FH celebrates equal voting rights, Women's Equality Day
August 30, 2013
Fort Huachuca, AZ. - Even though an annual force protection exercise was in full effect on Fort Huachuca, the United States Army Intelligence Center of Excellence, or USAICoE, still took the time to honor Women's Equality Day by hosting an observance in Alvarado Hall on Wednesday.
"Celebrating Women's Right to Vote" is this year's theme, commemorating the 1920 passage of the 19th Amendment to the Constitution, giving women the equal right to vote.
Barbara Ashley, businesswoman and spouse of the USAICoE and Fort Huachuca commander, opened the event by sharing a personal story of times when women were not viewed as equal, and setting the tone of how far equality has come.
Next, wearing a sash and voting button supporting women's voting rights, keynote speaker Col. Lisa Price, USAICoE, deputy commander for training, presented her speech about women and equality. Using audience interaction, humorous videos and patriotic candies, Price placed a light-hearted spin on a serious subject.
Organizers aired three videos that placed emphasis on the importance of voting and how a woman's vote is just as beneficial as a man's. The second video, "A History of Voting," was an abbreviated segment on the history of voting and how it came to be.
"The patriotism by which we vote is so very important to me as a U.S. citizen, and so I want to convey that to you as well," said Price.
She reminisced on her first voting experience, noting her youthful ignorance of voting and the changes that have happened since then. "My first election, I voted in the 1980 election and I voted for Ronald Reagan … but I will tell you that I had no idea what I was doing. Even the voting booths have changed," Price said.
While providing direction on where to gain further information about voting within the community, Price reminded the guests of the historical women involved in the voting process.
"The Smart Voter is run by the League of Women Voters. [They] have been around since roughly 1920, and that was headed by the women who forged the right to vote for women across the United States," Price explained.
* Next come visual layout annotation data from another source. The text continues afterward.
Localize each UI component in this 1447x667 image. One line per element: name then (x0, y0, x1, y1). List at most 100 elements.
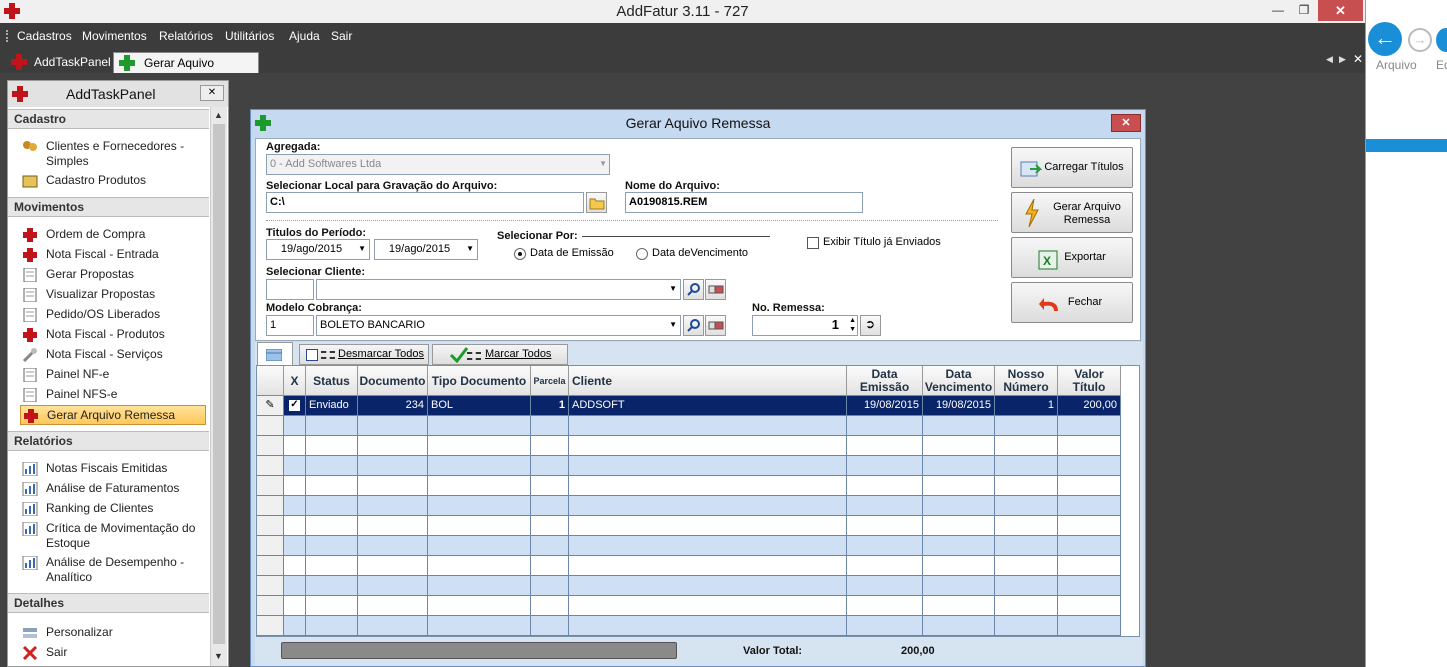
section-cadastro[interactable]: Cadastro (8, 109, 209, 129)
forward-button[interactable]: → (1408, 28, 1432, 52)
task-panel-scrollbar[interactable]: ▲ ▼ (210, 107, 227, 666)
window-close-button[interactable]: ✕ (1318, 0, 1363, 21)
remessa-go-button[interactable]: ➲ (860, 315, 881, 336)
stepper-down-icon[interactable]: ▼ (849, 325, 856, 334)
exibir-enviados-checkbox[interactable]: Exibir Título já Enviados (807, 236, 941, 249)
scroll-thumb[interactable] (213, 124, 225, 644)
scroll-down-icon[interactable]: ▼ (214, 651, 223, 661)
remessa-stepper[interactable]: 1 ▲ ▼ (752, 315, 858, 336)
task-item-ranking-clientes[interactable]: Ranking de Clientes (22, 501, 208, 517)
tab-addtaskpanel[interactable]: AddTaskPanel (4, 52, 111, 73)
back-button[interactable]: ← (1368, 22, 1402, 56)
task-item-analise-desempenho[interactable]: Análise de Desempenho - Analítico (22, 555, 208, 585)
cliente-search-button[interactable] (683, 279, 704, 300)
table-row-empty[interactable] (257, 616, 1139, 636)
task-item-nota-fiscal-entrada[interactable]: Nota Fiscal - Entrada (22, 247, 208, 263)
radio-data-vencimento[interactable]: Data deVencimento (636, 247, 748, 260)
radio-data-emissao[interactable]: Data de Emissão (514, 247, 614, 260)
table-row-empty[interactable] (257, 456, 1139, 476)
task-item-painel-nfse[interactable]: Painel NFS-e (22, 387, 208, 403)
table-row-empty[interactable] (257, 476, 1139, 496)
task-item-analise-faturamentos[interactable]: Análise de Faturamentos (22, 481, 208, 497)
task-item-critica-movimentacao-estoque[interactable]: Crítica de Movimentação do Estoque (22, 521, 208, 551)
modelo-clear-button[interactable] (705, 315, 726, 336)
header-tipo-documento[interactable]: Tipo Documento (428, 366, 531, 396)
header-parcela[interactable]: Parcela (531, 366, 569, 396)
task-item-pedido-os-liberados[interactable]: Pedido/OS Liberados (22, 307, 208, 323)
section-detalhes[interactable]: Detalhes (8, 593, 209, 613)
row-checkbox[interactable]: ✓ (284, 396, 306, 416)
header-cliente[interactable]: Cliente (569, 366, 847, 396)
menu-cadastros[interactable]: Cadastros (17, 23, 72, 49)
task-item-nota-fiscal-produtos[interactable]: Nota Fiscal - Produtos (22, 327, 208, 343)
task-item-personalizar[interactable]: Personalizar (22, 625, 208, 641)
table-row-empty[interactable] (257, 416, 1139, 436)
exportar-button[interactable]: X Exportar (1011, 237, 1133, 278)
desmarcar-todos-button[interactable]: Desmarcar Todos (299, 344, 429, 365)
ribbon-tab-arquivo[interactable]: Arquivo (1376, 58, 1417, 72)
task-item-ordem-compra[interactable]: Ordem de Compra (22, 227, 208, 243)
task-item-gerar-propostas[interactable]: Gerar Propostas (22, 267, 208, 283)
stepper-up-icon[interactable]: ▲ (849, 316, 856, 325)
grid-view-tab[interactable] (257, 342, 293, 366)
local-input[interactable]: C:\ (266, 192, 584, 213)
menu-sair[interactable]: Sair (331, 23, 352, 49)
task-item-gerar-arquivo-remessa[interactable]: Gerar Arquivo Remessa (20, 405, 206, 425)
table-row[interactable]: ✎ ✓ Enviado 234 BOL 1 ADDSOFT 19/08/2015… (257, 396, 1139, 416)
table-row-empty[interactable] (257, 596, 1139, 616)
header-data-vencimento[interactable]: Data Vencimento (923, 366, 995, 396)
table-row-empty[interactable] (257, 536, 1139, 556)
agregada-select[interactable]: 0 - Add Softwares Ltda ▼ (266, 154, 610, 175)
menu-movimentos[interactable]: Movimentos (82, 23, 147, 49)
horizontal-scrollbar[interactable] (281, 642, 677, 659)
modelo-code-input[interactable]: 1 (266, 315, 314, 336)
fechar-label: Fechar (1067, 296, 1103, 308)
header-data-emissao[interactable]: Data Emissão (847, 366, 923, 396)
tab-gerar-aquivo-remessa[interactable]: Gerar Aquivo Remessa (113, 52, 259, 90)
section-relatorios[interactable]: Relatórios (8, 431, 209, 451)
folder-browse-button[interactable] (586, 192, 607, 213)
header-documento[interactable]: Documento (358, 366, 428, 396)
ribbon-tab-edit[interactable]: Ed (1436, 58, 1447, 72)
tab-scroll-left-icon[interactable]: ◀ (1326, 54, 1333, 65)
fechar-button[interactable]: Fechar (1011, 282, 1133, 323)
task-item-clientes-fornecedores[interactable]: Clientes e Fornecedores - Simples (22, 139, 208, 169)
table-row-empty[interactable] (257, 496, 1139, 516)
dialog-close-button[interactable]: ✕ (1111, 114, 1141, 132)
date-from-picker[interactable]: 19/ago/2015 ▼ (266, 239, 370, 260)
restore-button[interactable]: ❐ (1292, 0, 1316, 21)
cliente-name-select[interactable]: ▼ (316, 279, 681, 300)
date-to-picker[interactable]: 19/ago/2015 ▼ (374, 239, 478, 260)
scroll-up-icon[interactable]: ▲ (214, 110, 223, 120)
table-row-empty[interactable] (257, 436, 1139, 456)
task-panel-close-button[interactable]: ✕ (200, 85, 224, 101)
header-valor-titulo[interactable]: Valor Título (1058, 366, 1121, 396)
task-item-nota-fiscal-servicos[interactable]: Nota Fiscal - Serviços (22, 347, 208, 363)
minimize-button[interactable]: — (1266, 0, 1290, 21)
marcar-todos-button[interactable]: Marcar Todos (432, 344, 568, 365)
menu-utilitarios[interactable]: Utilitários (225, 23, 274, 49)
section-movimentos[interactable]: Movimentos (8, 197, 209, 217)
table-row-empty[interactable] (257, 556, 1139, 576)
cliente-clear-button[interactable] (705, 279, 726, 300)
menu-relatorios[interactable]: Relatórios (159, 23, 213, 49)
task-item-visualizar-propostas[interactable]: Visualizar Propostas (22, 287, 208, 303)
gerar-arquivo-remessa-button[interactable]: Gerar Arquivo Remessa (1011, 192, 1133, 233)
task-item-notas-fiscais-emitidas[interactable]: Notas Fiscais Emitidas (22, 461, 208, 477)
menu-ajuda[interactable]: Ajuda (289, 23, 320, 49)
cliente-code-input[interactable] (266, 279, 314, 300)
header-status[interactable]: Status (306, 366, 358, 396)
task-item-sair[interactable]: Sair (22, 645, 208, 661)
tab-close-icon[interactable]: ✕ (1353, 52, 1363, 66)
carregar-titulos-button[interactable]: Carregar Títulos (1011, 147, 1133, 188)
modelo-name-select[interactable]: BOLETO BANCARIO ▼ (316, 315, 681, 336)
header-x[interactable]: X (284, 366, 306, 396)
table-row-empty[interactable] (257, 516, 1139, 536)
nome-arquivo-input[interactable]: A0190815.REM (625, 192, 863, 213)
header-nosso-numero[interactable]: Nosso Número (995, 366, 1058, 396)
tab-scroll-right-icon[interactable]: ▶ (1339, 54, 1346, 65)
task-item-cadastro-produtos[interactable]: Cadastro Produtos (22, 173, 208, 189)
task-item-painel-nfe[interactable]: Painel NF-e (22, 367, 208, 383)
table-row-empty[interactable] (257, 576, 1139, 596)
modelo-search-button[interactable] (683, 315, 704, 336)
During the celebration, Price requested audience interaction during a voting quiz about how to get involved and help out. Each participant who answered correctly received a bag of red, white and blue M&Ms®.
Ending the event, Ashley said, "Today we honor women from the military and civil service, for their strength, their honor and their pride. We honor them for their sacrifice while fighting for the freedom and the right to be an equal part of our nation and our Army."